Next up is - Mott the Hoople - "All The Young Dudes"

Mott the Hoople are an English rock band with strong R&B roots, popular in the glam rock era of the early to mid-1970s.

Mott the Hoople were formed in 1966 as the Doc Thomas Group with Mick Ralphs on guitar, Stan Tippins on vocals, and Pete Overend Watts on bass. By 1968, Dale "Buffin" Griffin and organist Verden Allen had joined the band.

Although the group toured and recorded in Italy as the Doc Thomas Group, their gigs in the UK were played under the names of the Shakedown Sound and later, as Silence.

The group came to the attention of Guy Stevens at Island, who liked the group but not with Tippins as lead singer. Advertisements were placed ("Singer wanted, must be image-minded and hungry"), and Ian Hunter was selected as lead singer and piano player. Tippins assumed the role of road manager.

While in prison on a drug offence, Stevens had read the Willard Manus novel Mott the Hoople about an eccentric who works in a circus freak show, and decided to use it as a band name. Silence reluctantly agreed to a name change following their early 1969 audition for Stevens.

David Bowie had long been a fan of the band. After learning from Watts that they were about to split, he persuaded them to stay together and offered them "Suffragette City" from his then yet-to-be-released Ziggy Stardust album. They turned it down.

Bowie then gave them the song "All the Young Dudes" which was released as a single in July, 1972.

Bowie also produced the album, which took Mott "from potential has-beens to avatars of the glam rock movement".

"All the Young Dudes" is the fifth studio album by Mott the Hoople, released in 1972. It was their initial album for the CBS Records label (Columbia Records in North America), after three years with Island Records in the UK and Atlantic Records in North America.

In 2003, the album was ranked number 491 on Rolling Stone magazine's list of "The 500 Greatest Albums of All Time". In 2012, the album listed at No. 484 on a revised list by the magazine.
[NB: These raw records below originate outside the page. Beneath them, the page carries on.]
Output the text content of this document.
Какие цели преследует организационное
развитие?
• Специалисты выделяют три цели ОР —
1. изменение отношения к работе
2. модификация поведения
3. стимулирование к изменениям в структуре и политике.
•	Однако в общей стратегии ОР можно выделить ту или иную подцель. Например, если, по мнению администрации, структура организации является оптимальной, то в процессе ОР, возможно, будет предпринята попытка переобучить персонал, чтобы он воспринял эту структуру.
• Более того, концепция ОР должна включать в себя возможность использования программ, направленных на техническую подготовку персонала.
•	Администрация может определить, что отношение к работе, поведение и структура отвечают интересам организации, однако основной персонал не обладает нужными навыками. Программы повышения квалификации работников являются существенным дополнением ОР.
In 2004, Rolling Stone rated "All the Young Dudes" No. 253 in its list of "The 500 Greatest Songs of All Time" and on its 2010 update was ranked at number 256. It is also one of the Rock and Roll Hall of Fame's "500 Songs that Shaped Rock and Roll".

With its dirge-like music, youth suicide references and calls to an imaginary audience, the song bore similarities to Bowie's own "Rock 'n' Roll Suicide", the final track from Ziggy Stardust.
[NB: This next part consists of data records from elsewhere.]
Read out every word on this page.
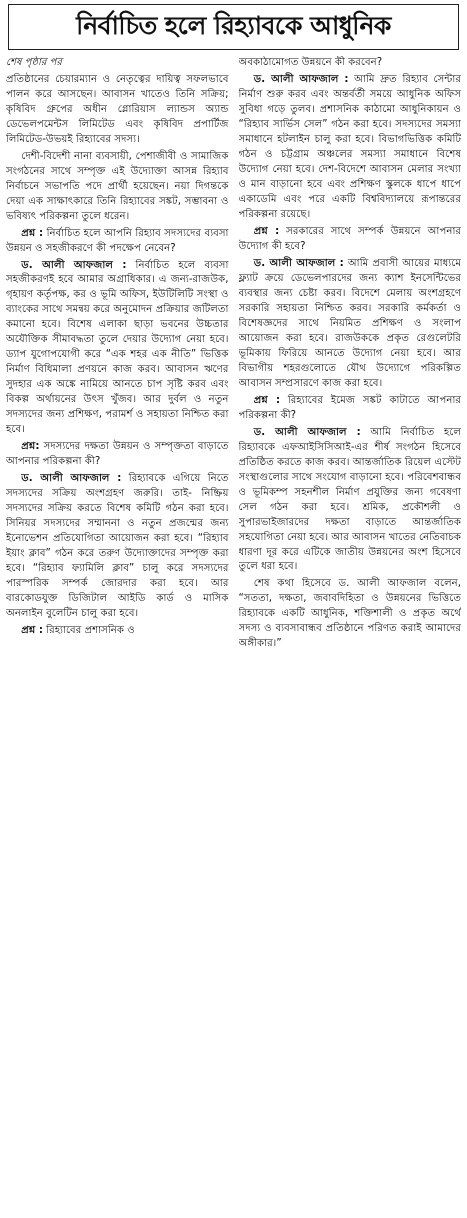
নির্বাচিত হলে রিহ্যাবকে আধুনিক

শেষ পৃষ্ঠার পর

প্রতিষ্ঠানের চেয়ারম্যান ও নেতৃত্বের দায়িত্ব সফলভাবে পালন করে আসছেন। আবাসন খাতেও তিনি সক্রিয়; কৃষিবিদ গ্রুপের অধীন গ্লোরিয়াস ল্যান্ডস অ্যান্ড ডেভেলপমেন্টস লিমিটেড এবং কৃষিবিদ প্রপার্টিজ লিমিটেড-উভয়ই রিহ্যাবের সদস্য।

দেশী-বিদেশী নানা ব্যবসায়ী, পেশাজীবী ও সামাজিক সংগঠনের সাথে সম্পৃক্ত এই উদ্যোক্তা আসন্ন রিহ্যাব নির্বাচনে সভাপতি পদে প্রার্থী হয়েছেন। নয়া দিগন্তকে দেয়া এক সাক্ষাৎকারে তিনি রিহ্যাবের সঙ্কট, সম্ভাবনা ও ভবিষ্যৎ পরিকল্পনা তুলে ধরেন।

প্রশ্ন : নির্বাচিত হলে আপনি রিহ্যাব সদস্যদের ব্যবসা উন্নয়ন ও সহজীকরণে কী পদক্ষেপ নেবেন?

ড. আলী আফজাল : নির্বাচিত হলে ব্যবসা সহজীকরণই হবে আমার অগ্রাধিকার। এ জন্য-রাজউক, গৃহায়ণ কর্তৃপক্ষ, কর ও ভূমি অফিস, ইউটিলিটি সংস্থা ও ব্যাংকের সাথে সমন্বয় করে অনুমোদন প্রক্রিয়ার জটিলতা কমানো হবে। বিশেষ এলাকা ছাড়া ভবনের উচ্চতার অযৌক্তিক সীমাবদ্ধতা তুলে দেয়ার উদ্যোগ নেয়া হবে। ড্যাপ যুগোপযোগী করে “এক শহর এক নীতি” ভিত্তিক নির্মাণ বিধিমালা প্রণয়নে কাজ করব। আবাসন ঋণের সুদহার এক অঙ্কে নামিয়ে আনতে চাপ সৃষ্টি করব এবং বিকল্প অর্থায়নের উৎস খুঁজব। আর দুর্বল ও নতুন সদস্যদের জন্য প্রশিক্ষণ, পরামর্শ ও সহায়তা নিশ্চিত করা হবে।

প্রশ্ন: সদস্যদের দক্ষতা উন্নয়ন ও সম্পৃক্ততা বাড়াতে আপনার পরিকল্পনা কী?

ড. আলী আফজাল : রিহ্যাবকে এগিয়ে নিতে সদস্যদের সক্রিয় অংশগ্রহণ জরুরি। তাই- নিষ্ক্রিয় সদস্যদের সক্রিয় করতে বিশেষ কমিটি গঠন করা হবে। সিনিয়র সদস্যদের সম্মাননা ও নতুন প্রজন্মের জন্য ইনোভেশন প্রতিযোগিতা আয়োজন করা হবে। “রিহ্যাব ইয়াং ক্লাব” গঠন করে তরুণ উদ্যোক্তাদের সম্পৃক্ত করা হবে। “রিহ্যাব ফ্যামিলি ক্লাব” চালু করে সদস্যদের পারস্পরিক সম্পর্ক জোরদার করা হবে। আর বারকোডযুক্ত ডিজিটাল আইডি কার্ড ও মাসিক অনলাইন বুলেটিন চালু করা হবে।

প্রশ্ন : রিহ্যাবের প্রশাসনিক ও

অবকাঠামোগত উন্নয়নে কী করবেন?

ড. আলী আফজাল : আমি দ্রুত রিহ্যাব সেন্টার নির্মাণ শুরু করব এবং অন্তর্বর্তী সময়ে আধুনিক অফিস সুবিধা গড়ে তুলব। প্রশাসনিক কাঠামো আধুনিকায়ন ও “রিহ্যাব সার্ভিস সেল” গঠন করা হবে। সদস্যদের সমস্যা সমাধানে হটলাইন চালু করা হবে। বিভাগভিত্তিক কমিটি গঠন ও চট্টগ্রাম অঞ্চলের সমস্যা সমাধানে বিশেষ উদ্যোগ নেয়া হবে। দেশ-বিদেশে আবাসন মেলার সংখ্যা ও মান বাড়ানো হবে এবং প্রশিক্ষণ স্কুলকে ধাপে ধাপে একাডেমি এবং পরে একটি বিশ্ববিদ্যালয়ে রূপান্তরের পরিকল্পনা রয়েছে।

প্রশ্ন : সরকারের সাথে সম্পর্ক উন্নয়নে আপনার উদ্যোগ কী হবে?

ড. আলী আফজাল : আমি প্রবাসী আয়ের মাধ্যমে ফ্ল্যাট ক্রয়ে ডেভেলপারদের জন্য ক্যাশ ইনসেন্টিভের ব্যবস্থার জন্য চেষ্টা করব। বিদেশে মেলায় অংশগ্রহণে সরকারি সহায়তা নিশ্চিত করব। সরকারি কর্মকর্তা ও বিশেষজ্ঞদের সাথে নিয়মিত প্রশিক্ষণ ও সংলাপ আয়োজন করা হবে। রাজউককে প্রকৃত রেগুলেটরি ভূমিকায় ফিরিয়ে আনতে উদ্যোগ নেয়া হবে। আর বিভাগীয় শহরগুলোতে যৌথ উদ্যোগে পরিকল্পিত আবাসন সম্প্রসারণে কাজ করা হবে।

প্রশ্ন : রিহ্যাবের ইমেজ সঙ্কট কাটাতে আপনার পরিকল্পনা কী?

ড. আলী আফজাল : আমি নির্বাচিত হলে রিহ্যাবকে এফআইসিসিআই-এর শীর্ষ সংগঠন হিসেবে প্রতিষ্ঠিত করতে কাজ করব। আন্তর্জাতিক রিয়েল এস্টেট সংস্থাগুলোর সাথে সংযোগ বাড়ানো হবে। পরিবেশবান্ধব ও ভূমিকম্প সহনশীল নির্মাণ প্রযুক্তির জন্য গবেষণা সেল গঠন করা হবে। শ্রমিক, প্রকৌশলী ও সুপারভাইজারদের দক্ষতা বাড়াতে আন্তর্জাতিক সহযোগিতা নেয়া হবে। আর আবাসন খাতের নেতিবাচক ধারণা দূর করে এটিকে জাতীয় উন্নয়নের অংশ হিসেবে তুলে ধরা হবে।

শেষ কথা হিসেবে ড. আলী আফজাল বলেন, “সততা, দক্ষতা, জবাবদিহিতা ও উন্নয়নের ভিত্তিতে রিহ্যাবকে একটি আধুনিক, শক্তিশালী ও প্রকৃত অর্থে সদস্য ও ব্যবসাবান্ধব প্রতিষ্ঠানে পরিণত করাই আমাদের অঙ্গীকার।”
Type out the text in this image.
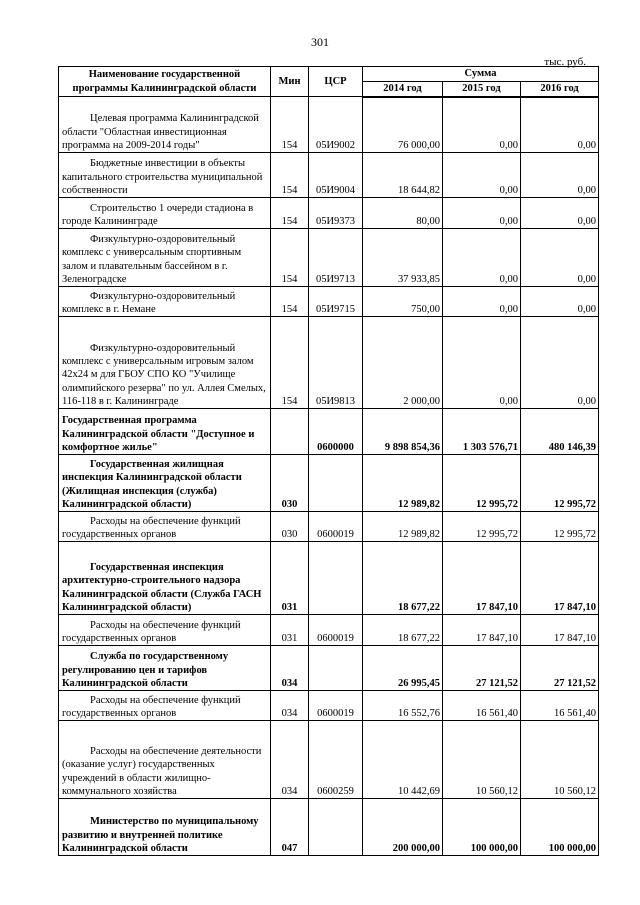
301
тыс. руб.
Наименование государственной программы Калининградской области	Мин	ЦСР	Сумма		
			2014 год	2015 год	2016 год
Целевая программа Калининградской области "Областная инвестиционная программа на 2009-2014 годы"	154	05И9002	76 000,00	0,00	0,00
Бюджетные инвестиции в объекты капитального строительства муниципальной собственности	154	05И9004	18 644,82	0,00	0,00
Строительство 1 очереди стадиона в городе Калининграде	154	05И9373	80,00	0,00	0,00
Физкультурно-оздоровительный комплекс с универсальным спортивным залом и плавательным бассейном в г. Зеленоградске	154	05И9713	37 933,85	0,00	0,00
Физкультурно-оздоровительный комплекс в г. Немане	154	05И9715	750,00	0,00	0,00
Физкультурно-оздоровительный комплекс с универсальным игровым залом 42х24 м для ГБОУ СПО КО "Училище олимпийского резерва" по ул. Аллея Смелых, 116-118 в г. Калининграде	154	05И9813	2 000,00	0,00	0,00
Государственная программа Калининградской области "Доступное и комфортное жилье"		0600000	9 898 854,36	1 303 576,71	480 146,39
Государственная жилищная инспекция Калининградской области (Жилищная инспекция (служба) Калининградской области)	030		12 989,82	12 995,72	12 995,72
Расходы на обеспечение функций государственных органов	030	0600019	12 989,82	12 995,72	12 995,72
Государственная инспекция архитектурно-строительного надзора Калининградской области (Служба ГАСН Калининградской области)	031		18 677,22	17 847,10	17 847,10
Расходы на обеспечение функций государственных органов	031	0600019	18 677,22	17 847,10	17 847,10
Служба по государственному регулированию цен и тарифов Калининградской области	034		26 995,45	27 121,52	27 121,52
Расходы на обеспечение функций государственных органов	034	0600019	16 552,76	16 561,40	16 561,40
Расходы на обеспечение деятельности (оказание услуг) государственных учреждений в области жилищно-коммунального хозяйства	034	0600259	10 442,69	10 560,12	10 560,12
Министерство по муниципальному развитию и внутренней политике Калининградской области	047		200 000,00	100 000,00	100 000,00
Described as being to glam rock what "All You Need Is Love" was to the hippie era, the lyrics name-checked contemporary stars T. Rex and contained references to The Beatles and The Rolling Stones.

NME editors Roy Carr and Charles Shaar Murray have described the track as "one of that rare breed: rock songs which hymn the solidarity of the disaffected without distress or sentimentality".
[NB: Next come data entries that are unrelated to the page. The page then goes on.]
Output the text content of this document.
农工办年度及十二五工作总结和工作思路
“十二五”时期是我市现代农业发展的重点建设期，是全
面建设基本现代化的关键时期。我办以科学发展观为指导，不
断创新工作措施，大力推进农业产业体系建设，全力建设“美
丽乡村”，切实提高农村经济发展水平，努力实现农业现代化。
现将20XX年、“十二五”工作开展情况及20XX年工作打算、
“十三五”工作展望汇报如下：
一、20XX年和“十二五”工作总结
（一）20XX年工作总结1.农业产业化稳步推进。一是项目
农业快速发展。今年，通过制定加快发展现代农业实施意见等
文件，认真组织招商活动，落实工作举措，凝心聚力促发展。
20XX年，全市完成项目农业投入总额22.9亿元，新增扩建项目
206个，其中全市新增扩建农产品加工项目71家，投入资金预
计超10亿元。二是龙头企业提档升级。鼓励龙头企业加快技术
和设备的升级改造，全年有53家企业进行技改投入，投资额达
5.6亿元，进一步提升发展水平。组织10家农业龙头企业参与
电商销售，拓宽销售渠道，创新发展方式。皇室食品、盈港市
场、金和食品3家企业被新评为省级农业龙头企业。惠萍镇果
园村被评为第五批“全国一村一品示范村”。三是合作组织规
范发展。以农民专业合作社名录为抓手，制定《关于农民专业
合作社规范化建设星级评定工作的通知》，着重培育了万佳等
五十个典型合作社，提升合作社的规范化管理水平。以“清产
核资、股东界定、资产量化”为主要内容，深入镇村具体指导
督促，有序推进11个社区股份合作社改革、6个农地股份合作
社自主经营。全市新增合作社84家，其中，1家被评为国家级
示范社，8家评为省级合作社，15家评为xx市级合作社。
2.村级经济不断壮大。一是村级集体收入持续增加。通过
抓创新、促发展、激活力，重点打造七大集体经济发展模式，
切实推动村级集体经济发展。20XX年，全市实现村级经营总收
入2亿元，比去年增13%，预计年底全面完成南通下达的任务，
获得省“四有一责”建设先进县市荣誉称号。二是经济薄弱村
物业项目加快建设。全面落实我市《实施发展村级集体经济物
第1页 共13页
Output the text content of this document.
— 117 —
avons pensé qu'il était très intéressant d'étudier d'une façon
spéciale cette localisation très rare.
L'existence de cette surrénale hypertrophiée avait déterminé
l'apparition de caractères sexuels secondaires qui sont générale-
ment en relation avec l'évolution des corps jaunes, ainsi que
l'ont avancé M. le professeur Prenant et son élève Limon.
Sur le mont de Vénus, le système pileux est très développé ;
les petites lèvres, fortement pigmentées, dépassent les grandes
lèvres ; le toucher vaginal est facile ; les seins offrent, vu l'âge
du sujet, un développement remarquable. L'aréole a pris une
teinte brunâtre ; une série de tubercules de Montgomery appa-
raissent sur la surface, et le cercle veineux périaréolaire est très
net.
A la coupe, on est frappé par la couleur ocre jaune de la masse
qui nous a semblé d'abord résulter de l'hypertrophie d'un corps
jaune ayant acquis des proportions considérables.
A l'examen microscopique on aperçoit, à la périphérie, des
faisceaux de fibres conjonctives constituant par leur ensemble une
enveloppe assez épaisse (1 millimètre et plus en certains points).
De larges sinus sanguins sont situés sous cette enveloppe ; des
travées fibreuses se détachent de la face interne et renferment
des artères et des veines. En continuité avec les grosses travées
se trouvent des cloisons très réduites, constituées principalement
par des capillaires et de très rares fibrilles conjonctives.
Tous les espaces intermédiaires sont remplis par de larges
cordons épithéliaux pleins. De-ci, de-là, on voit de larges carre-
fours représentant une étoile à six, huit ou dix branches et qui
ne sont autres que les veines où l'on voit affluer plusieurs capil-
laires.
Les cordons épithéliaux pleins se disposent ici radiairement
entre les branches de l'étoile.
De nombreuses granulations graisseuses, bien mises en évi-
Bowie himself once claimed that the song was not intended to be an anthem for glam, that it actually carried a darker message of apocalypse.

According to an interview Bowie gave to Rolling Stone magazine in 1973, the boys are carrying the same news that the newscaster was carrying in the song "Five Years" from Ziggy Stardust; the news being the fact that the Earth had only five years left to live. Bowie explains: "All the Young Dudes is a song about this news. It's no hymn to the youth, as people thought. It is completely the opposite."

"All the Young Dudes" is also thought of as a gay anthem. Lou Reed said "It's a Gay Anthem! A rallying call to the young dudes to come out in the streets and show that they were beautiful and gay and proud of it."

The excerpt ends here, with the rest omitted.